Анни Москва очень понравилась. В каждом письме она описывала улицы и площади. Многие места были знакомы мне по фотографиям, а сейчас во всех письмах Анни я находил цветную открытку: площадь Пушкина, Крымский мост, Охотный ряд. Я тоже послал ей несколько открыток с видами Севастополя: Графская пристань, Приморский бульвар, Малахов курган. И вдруг письма от Анни прекратились. Может быть, ей некогда? Я уже знал, что Анни поступила в Институт иностранных языков. Там у нее появились, наверно, новые знакомые, новые интересы.

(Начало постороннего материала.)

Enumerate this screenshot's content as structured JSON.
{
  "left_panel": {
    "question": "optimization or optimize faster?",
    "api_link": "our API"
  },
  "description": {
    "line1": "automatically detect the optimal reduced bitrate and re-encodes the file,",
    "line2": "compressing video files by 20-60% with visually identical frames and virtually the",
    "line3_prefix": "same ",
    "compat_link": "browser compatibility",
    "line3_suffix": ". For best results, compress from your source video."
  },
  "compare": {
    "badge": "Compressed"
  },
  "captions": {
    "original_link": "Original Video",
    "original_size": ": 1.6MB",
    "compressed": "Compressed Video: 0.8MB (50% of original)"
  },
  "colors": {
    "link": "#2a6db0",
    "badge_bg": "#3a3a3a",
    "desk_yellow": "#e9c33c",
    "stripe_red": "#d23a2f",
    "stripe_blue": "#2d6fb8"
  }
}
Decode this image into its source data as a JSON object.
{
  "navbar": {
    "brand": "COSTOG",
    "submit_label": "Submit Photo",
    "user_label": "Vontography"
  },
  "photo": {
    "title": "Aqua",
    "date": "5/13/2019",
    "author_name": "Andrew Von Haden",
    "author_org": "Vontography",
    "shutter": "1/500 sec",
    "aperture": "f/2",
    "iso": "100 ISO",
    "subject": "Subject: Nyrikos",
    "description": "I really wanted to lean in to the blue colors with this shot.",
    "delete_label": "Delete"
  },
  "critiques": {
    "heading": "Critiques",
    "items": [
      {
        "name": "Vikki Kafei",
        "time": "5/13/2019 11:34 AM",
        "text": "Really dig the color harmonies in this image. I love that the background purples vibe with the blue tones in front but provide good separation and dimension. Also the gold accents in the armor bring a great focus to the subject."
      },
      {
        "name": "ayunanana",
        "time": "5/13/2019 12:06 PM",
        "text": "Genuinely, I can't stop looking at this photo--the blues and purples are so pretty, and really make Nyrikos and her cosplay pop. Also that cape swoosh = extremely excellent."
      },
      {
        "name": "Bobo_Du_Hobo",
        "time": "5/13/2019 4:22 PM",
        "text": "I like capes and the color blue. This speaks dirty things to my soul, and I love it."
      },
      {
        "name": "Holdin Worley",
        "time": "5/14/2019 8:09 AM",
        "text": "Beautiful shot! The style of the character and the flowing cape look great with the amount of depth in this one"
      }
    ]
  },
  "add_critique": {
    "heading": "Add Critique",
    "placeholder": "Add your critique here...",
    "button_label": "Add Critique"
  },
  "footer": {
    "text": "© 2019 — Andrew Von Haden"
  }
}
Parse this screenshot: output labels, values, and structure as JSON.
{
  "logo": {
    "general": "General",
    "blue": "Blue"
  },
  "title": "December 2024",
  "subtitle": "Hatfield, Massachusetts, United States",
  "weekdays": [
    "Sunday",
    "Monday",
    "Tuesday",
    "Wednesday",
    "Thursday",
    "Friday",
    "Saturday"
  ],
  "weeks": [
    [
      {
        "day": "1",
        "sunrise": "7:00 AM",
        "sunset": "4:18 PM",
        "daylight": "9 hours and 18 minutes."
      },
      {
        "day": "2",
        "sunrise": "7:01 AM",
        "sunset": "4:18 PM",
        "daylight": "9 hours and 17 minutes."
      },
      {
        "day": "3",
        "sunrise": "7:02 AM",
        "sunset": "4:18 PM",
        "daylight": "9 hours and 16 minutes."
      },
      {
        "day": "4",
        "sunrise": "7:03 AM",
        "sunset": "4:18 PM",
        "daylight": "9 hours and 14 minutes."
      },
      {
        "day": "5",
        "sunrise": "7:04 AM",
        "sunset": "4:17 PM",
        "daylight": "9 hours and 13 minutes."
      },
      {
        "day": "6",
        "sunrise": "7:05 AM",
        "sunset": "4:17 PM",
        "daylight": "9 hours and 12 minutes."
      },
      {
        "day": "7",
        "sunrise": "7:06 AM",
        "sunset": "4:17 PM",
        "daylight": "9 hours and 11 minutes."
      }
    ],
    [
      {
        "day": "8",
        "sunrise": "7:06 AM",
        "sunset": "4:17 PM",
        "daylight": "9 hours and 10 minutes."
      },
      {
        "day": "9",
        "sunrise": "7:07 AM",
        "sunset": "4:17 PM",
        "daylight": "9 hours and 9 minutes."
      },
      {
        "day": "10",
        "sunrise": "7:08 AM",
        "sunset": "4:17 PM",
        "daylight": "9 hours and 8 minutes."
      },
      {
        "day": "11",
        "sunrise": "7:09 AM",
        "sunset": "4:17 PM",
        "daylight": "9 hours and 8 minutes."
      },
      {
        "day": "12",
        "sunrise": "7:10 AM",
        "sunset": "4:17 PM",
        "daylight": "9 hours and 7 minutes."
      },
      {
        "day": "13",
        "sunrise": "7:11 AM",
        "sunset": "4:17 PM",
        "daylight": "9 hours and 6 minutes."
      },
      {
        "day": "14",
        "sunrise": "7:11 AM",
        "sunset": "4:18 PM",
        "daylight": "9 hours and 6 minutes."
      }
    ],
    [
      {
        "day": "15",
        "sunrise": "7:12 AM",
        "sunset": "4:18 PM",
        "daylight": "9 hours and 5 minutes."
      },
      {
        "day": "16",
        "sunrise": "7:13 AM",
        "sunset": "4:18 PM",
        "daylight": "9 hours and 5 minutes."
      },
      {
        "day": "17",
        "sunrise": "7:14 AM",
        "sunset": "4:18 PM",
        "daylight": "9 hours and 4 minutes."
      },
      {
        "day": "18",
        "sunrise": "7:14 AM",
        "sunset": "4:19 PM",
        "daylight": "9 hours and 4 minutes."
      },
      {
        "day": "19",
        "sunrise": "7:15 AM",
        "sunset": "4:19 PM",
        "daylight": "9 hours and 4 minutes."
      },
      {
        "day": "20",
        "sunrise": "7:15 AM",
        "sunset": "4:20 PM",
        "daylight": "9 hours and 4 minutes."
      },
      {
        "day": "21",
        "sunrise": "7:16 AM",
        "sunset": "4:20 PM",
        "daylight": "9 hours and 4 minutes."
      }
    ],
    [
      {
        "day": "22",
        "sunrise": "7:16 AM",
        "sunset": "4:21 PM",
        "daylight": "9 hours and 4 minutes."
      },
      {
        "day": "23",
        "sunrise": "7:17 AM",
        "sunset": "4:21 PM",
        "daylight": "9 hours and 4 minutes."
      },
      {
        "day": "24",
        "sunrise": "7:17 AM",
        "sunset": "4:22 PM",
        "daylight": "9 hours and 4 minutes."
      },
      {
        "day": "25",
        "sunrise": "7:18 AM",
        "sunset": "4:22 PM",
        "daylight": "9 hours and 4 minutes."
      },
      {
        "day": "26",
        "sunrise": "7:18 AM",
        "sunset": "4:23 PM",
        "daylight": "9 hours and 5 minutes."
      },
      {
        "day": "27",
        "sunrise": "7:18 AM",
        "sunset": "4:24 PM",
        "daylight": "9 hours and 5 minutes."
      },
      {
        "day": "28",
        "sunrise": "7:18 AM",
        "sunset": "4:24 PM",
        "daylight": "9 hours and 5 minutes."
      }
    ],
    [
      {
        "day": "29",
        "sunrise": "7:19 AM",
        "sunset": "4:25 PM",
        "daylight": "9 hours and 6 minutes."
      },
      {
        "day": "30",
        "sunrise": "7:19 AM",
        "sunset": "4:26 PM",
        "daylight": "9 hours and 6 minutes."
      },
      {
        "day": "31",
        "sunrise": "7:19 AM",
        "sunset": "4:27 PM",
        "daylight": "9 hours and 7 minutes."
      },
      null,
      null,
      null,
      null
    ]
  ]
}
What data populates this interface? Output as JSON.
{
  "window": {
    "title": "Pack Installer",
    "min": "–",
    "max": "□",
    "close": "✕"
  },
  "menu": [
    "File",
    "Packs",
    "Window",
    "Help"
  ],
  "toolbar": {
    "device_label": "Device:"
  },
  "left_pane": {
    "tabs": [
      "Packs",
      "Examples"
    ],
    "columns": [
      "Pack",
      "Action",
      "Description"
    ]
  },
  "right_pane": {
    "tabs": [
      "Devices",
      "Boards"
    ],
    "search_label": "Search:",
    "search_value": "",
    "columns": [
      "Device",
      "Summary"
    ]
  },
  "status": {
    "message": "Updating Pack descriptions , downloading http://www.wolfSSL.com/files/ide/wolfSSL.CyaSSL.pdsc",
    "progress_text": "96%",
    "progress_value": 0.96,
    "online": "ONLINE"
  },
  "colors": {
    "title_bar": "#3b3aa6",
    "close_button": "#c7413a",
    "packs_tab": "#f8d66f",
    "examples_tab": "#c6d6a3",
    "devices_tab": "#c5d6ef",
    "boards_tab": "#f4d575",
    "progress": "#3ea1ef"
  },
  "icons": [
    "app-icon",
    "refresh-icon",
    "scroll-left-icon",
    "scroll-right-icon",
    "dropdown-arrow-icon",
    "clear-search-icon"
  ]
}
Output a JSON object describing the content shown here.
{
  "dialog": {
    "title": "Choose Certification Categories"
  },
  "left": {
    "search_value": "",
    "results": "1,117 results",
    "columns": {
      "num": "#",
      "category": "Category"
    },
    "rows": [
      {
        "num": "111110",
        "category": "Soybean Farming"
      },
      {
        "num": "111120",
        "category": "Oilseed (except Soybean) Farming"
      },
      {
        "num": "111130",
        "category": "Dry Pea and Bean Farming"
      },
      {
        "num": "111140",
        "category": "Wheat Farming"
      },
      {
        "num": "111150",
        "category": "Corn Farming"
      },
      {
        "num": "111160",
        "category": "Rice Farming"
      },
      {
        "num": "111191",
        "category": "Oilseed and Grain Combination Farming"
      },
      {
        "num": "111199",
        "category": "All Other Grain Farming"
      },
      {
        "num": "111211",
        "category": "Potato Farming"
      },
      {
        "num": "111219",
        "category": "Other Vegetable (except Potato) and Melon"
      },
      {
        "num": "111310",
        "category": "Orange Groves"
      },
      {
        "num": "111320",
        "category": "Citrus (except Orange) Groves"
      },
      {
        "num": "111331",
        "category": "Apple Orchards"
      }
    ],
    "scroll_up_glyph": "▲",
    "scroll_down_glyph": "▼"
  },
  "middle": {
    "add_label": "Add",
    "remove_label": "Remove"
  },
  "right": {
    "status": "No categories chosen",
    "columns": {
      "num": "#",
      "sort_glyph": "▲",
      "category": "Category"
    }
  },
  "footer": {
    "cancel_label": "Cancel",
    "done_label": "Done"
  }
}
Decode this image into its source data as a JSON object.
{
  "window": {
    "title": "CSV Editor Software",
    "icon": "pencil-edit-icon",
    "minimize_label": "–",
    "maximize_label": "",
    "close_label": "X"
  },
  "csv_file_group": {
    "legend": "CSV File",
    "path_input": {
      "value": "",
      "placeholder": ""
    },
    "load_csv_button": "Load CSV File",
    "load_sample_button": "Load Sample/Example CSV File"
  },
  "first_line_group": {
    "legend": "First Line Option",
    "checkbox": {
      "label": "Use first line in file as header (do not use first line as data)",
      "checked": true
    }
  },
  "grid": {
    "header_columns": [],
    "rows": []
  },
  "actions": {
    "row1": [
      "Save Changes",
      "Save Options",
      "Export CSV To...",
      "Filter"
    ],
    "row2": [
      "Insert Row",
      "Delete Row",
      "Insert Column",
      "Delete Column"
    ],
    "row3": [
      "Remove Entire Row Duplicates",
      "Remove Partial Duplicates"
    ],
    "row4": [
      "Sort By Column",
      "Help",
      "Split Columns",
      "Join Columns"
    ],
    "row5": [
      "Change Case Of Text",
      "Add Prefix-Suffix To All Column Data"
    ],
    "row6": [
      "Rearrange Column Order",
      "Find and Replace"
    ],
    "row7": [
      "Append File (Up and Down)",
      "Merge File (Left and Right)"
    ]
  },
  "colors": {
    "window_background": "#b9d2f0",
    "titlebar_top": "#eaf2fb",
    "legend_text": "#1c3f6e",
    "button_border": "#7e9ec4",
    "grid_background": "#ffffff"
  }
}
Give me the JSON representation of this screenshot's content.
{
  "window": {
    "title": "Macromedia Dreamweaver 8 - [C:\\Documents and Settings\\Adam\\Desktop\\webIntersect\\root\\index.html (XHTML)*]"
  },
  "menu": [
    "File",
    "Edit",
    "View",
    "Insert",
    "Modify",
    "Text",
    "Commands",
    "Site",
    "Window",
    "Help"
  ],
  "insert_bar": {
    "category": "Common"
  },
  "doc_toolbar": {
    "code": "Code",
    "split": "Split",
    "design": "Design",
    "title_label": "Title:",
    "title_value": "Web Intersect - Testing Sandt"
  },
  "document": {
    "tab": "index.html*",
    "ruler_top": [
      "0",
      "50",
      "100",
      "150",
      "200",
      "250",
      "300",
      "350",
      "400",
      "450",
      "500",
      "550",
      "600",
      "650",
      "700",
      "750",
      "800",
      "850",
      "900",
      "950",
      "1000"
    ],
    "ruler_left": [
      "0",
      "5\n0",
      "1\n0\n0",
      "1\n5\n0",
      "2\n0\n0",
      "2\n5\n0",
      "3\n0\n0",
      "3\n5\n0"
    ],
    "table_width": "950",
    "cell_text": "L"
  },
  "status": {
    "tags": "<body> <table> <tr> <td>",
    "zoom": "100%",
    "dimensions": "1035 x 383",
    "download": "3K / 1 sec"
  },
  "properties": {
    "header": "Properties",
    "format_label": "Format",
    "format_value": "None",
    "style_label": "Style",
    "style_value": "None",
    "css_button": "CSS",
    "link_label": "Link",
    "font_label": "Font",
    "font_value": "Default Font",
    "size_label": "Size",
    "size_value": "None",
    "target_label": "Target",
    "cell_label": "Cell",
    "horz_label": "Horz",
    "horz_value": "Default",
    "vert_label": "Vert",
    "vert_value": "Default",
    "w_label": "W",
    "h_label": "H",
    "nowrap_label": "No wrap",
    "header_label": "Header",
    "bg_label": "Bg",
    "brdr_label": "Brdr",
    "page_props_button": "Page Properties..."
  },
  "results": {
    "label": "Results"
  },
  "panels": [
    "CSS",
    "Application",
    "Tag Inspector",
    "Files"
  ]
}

Два года я не видел Анни, но думал о ней теперь все время. Вот она возвращается из института через парк. Должны же там быть парки! Рядом с ней — студент. Я представлял его почему-то таким, как Бальдур. Студент рассказывает что-то очень умное и интересное. Анни слушает его серьезно, чуть наклонив голову, а потом он целует ее — смело, уверенно. Почему я ни разу не поцеловал Анни? Почему я такой болван?
Ни в марте, ни в апреле, ни в мае я не получил от Анни ни одного письма. Мои письма возвращались с лиловым штампиком: «Адресат выбыл», Значит, Анни уехала куда-то вместе со своей матерью и двоюродным дядей. Но почему не сообщить новый адрес?